I distinguish between:
🌟🌟🌟 = much-loved food (as is all food)
🌟 = sorry, no bananas, no food, but I still think you are adorable
🌟🌟🌟🌟🌟 = much loved food and serious adoration, but not so much you get to explode with enthusiasm (tailored for individual capabilities of fan appreciation)
Error reinforcement
Yes, this is a thing. For both people and dogs making mistakes, errors or incompetency can bring greater attention than getting it correct. We can inadvertently reward poor achievement or non-compliance. This is most likely to be seen in the recall where the person is so darn grateful that the dog returned at all that they always pay out whether the dog was excruciatingly slow to respond, waited for five shouts or stopped for an extra wazz on the way back.
Errors are Gold
The type of error is key information as to where the future learning should be focussed: lack of skill, lack of experience, fatigue or simply beyond capabilities at this stage.

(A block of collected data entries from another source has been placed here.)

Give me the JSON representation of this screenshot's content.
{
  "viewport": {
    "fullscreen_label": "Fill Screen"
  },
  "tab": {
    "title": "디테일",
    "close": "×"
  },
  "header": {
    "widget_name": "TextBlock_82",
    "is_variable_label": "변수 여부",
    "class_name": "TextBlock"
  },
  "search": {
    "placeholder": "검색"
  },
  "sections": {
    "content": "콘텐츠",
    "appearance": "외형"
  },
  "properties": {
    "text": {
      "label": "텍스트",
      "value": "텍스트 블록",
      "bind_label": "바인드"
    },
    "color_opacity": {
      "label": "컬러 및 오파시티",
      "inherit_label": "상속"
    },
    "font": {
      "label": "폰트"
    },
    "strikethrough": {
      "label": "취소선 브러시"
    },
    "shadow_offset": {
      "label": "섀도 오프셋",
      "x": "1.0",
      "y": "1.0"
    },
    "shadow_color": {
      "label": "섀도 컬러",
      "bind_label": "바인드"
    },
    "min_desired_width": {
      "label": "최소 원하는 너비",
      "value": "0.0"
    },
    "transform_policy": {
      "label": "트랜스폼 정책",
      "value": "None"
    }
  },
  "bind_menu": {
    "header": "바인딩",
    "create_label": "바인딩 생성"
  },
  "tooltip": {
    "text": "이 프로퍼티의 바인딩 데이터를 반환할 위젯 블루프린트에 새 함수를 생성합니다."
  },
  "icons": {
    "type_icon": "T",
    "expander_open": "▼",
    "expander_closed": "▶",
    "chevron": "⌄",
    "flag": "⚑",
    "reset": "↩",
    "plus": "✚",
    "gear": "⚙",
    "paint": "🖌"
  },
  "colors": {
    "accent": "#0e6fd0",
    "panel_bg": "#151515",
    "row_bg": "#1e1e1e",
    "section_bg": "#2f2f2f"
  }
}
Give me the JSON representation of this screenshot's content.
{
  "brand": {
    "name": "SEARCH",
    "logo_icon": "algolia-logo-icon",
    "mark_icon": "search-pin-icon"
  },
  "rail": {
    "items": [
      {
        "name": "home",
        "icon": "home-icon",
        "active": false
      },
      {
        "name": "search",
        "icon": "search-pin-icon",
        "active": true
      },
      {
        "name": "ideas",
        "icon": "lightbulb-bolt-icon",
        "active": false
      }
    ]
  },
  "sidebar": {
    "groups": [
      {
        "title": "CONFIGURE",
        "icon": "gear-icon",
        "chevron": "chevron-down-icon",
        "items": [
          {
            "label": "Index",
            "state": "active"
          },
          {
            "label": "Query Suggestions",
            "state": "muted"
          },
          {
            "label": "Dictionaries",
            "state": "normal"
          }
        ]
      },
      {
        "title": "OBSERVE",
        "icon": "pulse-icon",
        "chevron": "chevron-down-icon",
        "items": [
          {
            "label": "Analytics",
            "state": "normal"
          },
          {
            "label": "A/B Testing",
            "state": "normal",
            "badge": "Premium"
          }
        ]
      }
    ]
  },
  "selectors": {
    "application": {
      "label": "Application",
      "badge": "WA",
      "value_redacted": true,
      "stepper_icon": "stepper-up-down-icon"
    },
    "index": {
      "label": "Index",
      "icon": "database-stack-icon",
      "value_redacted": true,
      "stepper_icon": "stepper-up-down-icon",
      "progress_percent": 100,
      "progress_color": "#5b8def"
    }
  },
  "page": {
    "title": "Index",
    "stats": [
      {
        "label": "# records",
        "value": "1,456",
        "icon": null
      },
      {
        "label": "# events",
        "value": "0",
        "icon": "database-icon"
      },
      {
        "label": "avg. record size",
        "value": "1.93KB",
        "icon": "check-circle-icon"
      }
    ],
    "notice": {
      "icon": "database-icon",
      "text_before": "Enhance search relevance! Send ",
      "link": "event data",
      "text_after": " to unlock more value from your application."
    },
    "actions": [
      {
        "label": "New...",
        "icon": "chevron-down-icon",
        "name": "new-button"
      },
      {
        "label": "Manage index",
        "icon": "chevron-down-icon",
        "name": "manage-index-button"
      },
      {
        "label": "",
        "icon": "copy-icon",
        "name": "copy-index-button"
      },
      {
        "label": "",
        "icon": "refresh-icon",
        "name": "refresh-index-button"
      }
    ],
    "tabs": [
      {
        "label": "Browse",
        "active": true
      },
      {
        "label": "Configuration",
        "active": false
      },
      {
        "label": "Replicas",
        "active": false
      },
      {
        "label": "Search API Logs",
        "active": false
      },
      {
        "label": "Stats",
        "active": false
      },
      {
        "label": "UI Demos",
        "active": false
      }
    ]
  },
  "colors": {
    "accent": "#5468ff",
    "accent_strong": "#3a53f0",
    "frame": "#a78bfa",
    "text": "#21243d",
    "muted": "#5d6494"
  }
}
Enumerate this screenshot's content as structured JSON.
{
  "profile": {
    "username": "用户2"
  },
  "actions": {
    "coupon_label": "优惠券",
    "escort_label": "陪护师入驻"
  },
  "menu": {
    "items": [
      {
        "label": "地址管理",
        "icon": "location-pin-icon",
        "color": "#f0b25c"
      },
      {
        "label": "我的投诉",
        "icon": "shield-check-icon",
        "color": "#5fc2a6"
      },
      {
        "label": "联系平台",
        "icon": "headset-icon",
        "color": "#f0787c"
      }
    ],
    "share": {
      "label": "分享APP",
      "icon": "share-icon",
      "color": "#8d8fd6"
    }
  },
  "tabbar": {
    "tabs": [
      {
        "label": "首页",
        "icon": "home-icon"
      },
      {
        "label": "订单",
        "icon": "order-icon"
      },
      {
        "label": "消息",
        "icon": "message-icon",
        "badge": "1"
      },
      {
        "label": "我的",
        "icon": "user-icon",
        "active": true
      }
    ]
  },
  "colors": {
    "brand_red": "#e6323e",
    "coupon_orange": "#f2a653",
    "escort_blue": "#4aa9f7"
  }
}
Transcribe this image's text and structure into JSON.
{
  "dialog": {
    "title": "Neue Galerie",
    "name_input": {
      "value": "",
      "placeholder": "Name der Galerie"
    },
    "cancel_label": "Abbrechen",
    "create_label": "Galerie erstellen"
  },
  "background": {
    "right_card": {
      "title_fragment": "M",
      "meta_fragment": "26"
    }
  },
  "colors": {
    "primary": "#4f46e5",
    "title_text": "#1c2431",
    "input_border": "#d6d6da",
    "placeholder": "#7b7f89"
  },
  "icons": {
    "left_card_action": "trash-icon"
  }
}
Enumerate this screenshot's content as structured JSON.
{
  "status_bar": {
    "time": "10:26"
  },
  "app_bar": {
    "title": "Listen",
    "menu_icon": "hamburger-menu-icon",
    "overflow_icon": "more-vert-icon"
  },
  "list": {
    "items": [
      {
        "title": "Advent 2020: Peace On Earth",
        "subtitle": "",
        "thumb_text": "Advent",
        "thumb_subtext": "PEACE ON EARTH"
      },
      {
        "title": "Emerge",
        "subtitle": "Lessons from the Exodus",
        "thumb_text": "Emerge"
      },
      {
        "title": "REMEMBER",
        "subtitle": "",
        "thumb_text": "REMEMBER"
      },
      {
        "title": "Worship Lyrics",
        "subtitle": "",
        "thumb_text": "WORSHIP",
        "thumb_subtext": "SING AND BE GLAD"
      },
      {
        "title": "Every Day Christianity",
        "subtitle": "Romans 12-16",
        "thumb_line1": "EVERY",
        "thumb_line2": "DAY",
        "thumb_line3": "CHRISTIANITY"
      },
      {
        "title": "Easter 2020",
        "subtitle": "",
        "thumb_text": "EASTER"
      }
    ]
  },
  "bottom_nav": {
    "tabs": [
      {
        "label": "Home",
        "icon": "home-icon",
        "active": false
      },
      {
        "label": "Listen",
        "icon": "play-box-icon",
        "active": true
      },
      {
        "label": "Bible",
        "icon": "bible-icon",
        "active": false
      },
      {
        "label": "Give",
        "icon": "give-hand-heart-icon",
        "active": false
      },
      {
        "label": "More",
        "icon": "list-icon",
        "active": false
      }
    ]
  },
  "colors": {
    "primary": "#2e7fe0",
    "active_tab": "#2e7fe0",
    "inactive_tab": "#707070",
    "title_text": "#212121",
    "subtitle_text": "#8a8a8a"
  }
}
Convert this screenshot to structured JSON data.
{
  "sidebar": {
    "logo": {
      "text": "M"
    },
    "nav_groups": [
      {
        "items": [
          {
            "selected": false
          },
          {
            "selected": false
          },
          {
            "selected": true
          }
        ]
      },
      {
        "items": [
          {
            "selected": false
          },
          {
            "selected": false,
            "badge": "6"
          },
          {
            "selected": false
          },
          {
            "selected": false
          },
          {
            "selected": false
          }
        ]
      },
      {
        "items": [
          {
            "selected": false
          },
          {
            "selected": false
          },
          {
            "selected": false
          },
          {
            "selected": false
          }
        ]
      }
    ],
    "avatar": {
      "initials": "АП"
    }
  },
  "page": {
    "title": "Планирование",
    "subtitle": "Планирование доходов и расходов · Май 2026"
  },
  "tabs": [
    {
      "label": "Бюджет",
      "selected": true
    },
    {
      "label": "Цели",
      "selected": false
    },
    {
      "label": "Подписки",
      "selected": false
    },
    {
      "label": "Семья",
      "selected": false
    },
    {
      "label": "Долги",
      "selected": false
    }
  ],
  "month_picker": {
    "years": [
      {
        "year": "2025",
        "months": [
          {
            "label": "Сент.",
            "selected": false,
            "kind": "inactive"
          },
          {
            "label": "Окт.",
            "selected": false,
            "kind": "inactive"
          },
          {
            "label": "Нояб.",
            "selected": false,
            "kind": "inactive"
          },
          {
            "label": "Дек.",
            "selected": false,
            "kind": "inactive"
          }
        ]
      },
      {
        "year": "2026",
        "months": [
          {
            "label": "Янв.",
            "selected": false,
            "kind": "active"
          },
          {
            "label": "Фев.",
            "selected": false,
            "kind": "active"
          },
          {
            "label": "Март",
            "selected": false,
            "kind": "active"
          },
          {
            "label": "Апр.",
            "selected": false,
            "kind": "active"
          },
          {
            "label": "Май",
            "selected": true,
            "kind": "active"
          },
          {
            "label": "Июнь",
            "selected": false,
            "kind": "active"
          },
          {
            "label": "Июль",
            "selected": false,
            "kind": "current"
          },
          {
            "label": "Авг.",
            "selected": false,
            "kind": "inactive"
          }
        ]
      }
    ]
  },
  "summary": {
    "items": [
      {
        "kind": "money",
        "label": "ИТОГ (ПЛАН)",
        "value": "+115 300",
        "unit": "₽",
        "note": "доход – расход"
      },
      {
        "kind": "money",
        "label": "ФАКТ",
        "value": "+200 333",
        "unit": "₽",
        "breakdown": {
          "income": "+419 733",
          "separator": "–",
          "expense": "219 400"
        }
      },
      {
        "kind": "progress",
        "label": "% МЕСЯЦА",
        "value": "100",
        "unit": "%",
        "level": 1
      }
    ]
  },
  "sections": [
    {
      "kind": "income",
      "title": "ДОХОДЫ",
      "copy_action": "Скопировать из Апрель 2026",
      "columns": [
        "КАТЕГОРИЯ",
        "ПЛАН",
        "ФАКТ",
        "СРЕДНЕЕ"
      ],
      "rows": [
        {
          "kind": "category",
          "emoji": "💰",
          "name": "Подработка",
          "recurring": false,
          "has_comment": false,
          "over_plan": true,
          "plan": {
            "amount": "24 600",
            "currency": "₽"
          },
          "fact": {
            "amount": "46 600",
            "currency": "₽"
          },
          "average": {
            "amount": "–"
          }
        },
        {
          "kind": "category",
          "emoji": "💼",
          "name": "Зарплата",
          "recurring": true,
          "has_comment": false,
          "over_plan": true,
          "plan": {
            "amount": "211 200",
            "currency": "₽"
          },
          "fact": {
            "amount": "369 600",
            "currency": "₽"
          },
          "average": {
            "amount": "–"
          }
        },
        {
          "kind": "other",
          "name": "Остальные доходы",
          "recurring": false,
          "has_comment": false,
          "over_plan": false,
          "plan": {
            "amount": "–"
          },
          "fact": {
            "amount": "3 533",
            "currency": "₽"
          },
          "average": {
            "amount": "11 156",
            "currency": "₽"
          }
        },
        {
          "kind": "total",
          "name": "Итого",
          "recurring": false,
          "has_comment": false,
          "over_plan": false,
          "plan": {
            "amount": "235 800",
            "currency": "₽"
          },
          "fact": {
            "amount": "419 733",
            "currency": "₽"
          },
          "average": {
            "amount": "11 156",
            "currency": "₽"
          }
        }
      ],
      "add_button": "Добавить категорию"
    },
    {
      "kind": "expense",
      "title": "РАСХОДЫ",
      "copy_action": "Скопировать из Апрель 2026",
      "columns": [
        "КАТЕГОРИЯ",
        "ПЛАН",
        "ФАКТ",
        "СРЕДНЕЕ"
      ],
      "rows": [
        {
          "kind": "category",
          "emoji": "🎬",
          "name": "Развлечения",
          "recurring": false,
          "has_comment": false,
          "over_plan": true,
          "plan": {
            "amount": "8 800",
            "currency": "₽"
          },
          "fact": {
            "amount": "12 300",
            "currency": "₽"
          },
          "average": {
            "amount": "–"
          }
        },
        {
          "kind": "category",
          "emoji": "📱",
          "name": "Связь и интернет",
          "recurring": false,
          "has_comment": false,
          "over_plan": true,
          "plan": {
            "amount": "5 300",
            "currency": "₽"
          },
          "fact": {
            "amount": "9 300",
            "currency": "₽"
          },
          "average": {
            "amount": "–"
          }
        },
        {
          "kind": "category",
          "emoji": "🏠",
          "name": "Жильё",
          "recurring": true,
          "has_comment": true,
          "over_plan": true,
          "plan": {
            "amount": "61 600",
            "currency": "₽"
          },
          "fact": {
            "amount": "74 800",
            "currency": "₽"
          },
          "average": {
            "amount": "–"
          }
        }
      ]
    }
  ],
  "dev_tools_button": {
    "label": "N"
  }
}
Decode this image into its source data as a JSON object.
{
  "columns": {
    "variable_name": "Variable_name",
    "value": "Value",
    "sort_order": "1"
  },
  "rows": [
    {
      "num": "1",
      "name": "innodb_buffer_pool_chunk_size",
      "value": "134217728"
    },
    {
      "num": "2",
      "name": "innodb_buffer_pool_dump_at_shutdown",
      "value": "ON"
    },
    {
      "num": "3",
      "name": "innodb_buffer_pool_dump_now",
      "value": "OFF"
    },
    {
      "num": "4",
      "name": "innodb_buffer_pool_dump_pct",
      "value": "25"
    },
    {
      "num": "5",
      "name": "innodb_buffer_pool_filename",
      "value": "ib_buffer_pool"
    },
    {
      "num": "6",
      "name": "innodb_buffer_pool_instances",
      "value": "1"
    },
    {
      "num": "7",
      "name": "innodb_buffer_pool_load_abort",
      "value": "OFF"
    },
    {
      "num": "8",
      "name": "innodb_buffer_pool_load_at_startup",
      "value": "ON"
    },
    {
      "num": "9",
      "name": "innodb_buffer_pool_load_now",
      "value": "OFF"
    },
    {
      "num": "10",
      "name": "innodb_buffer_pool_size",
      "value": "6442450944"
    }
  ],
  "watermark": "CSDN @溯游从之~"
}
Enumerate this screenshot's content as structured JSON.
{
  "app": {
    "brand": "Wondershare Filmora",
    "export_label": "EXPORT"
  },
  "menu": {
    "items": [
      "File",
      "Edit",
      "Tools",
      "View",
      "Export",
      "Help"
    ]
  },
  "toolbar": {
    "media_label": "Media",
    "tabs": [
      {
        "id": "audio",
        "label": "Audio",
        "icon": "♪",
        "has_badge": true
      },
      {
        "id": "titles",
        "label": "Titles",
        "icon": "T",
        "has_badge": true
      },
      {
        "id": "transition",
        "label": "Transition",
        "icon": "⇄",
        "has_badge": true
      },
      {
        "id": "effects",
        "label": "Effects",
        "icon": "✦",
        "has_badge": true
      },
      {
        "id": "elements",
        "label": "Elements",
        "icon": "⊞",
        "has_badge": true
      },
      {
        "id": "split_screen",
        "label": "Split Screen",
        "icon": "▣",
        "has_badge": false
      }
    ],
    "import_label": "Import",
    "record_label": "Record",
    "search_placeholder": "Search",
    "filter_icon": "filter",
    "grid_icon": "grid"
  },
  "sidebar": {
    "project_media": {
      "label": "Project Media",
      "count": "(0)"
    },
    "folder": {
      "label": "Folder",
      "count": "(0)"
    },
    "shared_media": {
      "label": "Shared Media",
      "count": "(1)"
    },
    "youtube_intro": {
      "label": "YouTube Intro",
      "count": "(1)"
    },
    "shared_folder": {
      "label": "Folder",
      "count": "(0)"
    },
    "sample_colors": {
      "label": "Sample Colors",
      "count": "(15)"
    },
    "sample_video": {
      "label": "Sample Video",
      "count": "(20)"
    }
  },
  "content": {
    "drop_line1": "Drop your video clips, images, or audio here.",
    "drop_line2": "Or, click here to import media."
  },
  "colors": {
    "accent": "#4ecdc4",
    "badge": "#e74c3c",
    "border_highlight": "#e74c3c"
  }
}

The reward is feedback on the quality of the achievement and the work-effort invested. When achievement is less than expected our reward needs to change to encourage awareness of the difference. There must be evidence of competency in these conditions before we include the likelihood of error. An attempt to hide error limits the chance to improve the learning. If an error is carried forward it is likely to magnify with the increase in complexity or difficulty.
Become self-critical of what you pay for
Some dogs are quite capable of deliberate error: checking whether you are awake or just sleeping through the habit. Effort required to perform the behaviour reduces with competency: consider that the reward value should reflect this. The more we practise, the easier it becomes; we should increase the difficulty required for achieving the same reward value. This will be dependent on your assessment of “easier”.
“The purpose of learning is to seek more and better rewards” W. Schultz
There should be no fear of error just opportunities to learn. If we see the error rate begin to increase this may be a wake-up call that you, or the dog, need a break, a good night’s sleep or some extra adoration.
“Rewards are not defined by their physical properties
but by the behavioral changes they induce.” W. Schultz.
Yes, it is complex and dynamic. It may be a change from your previous understanding. But that is the point: the more we learn the better the rewards will be. We may need to rely on external observation and assessment to become aware of our own reward-sleeping and take the nudge to step up, move on an do better. For our dogs the same reward principles apply but we need to be careful of their expectations of rewards, their own evaluation of the effort they invested and whether the reward was worth it. Monitor the changes, make no assumptions.
I love this post! It’s so well explained. I’ve never been concerned when a client’s dog or my own makes mistakes, but I realize I need to explain this more clearly to my clients. This post really made me reflect on that, and I’ll definitely revisit it later. THANK YOU
Thanks for the feedback, error logs are important and an entire subject of their own.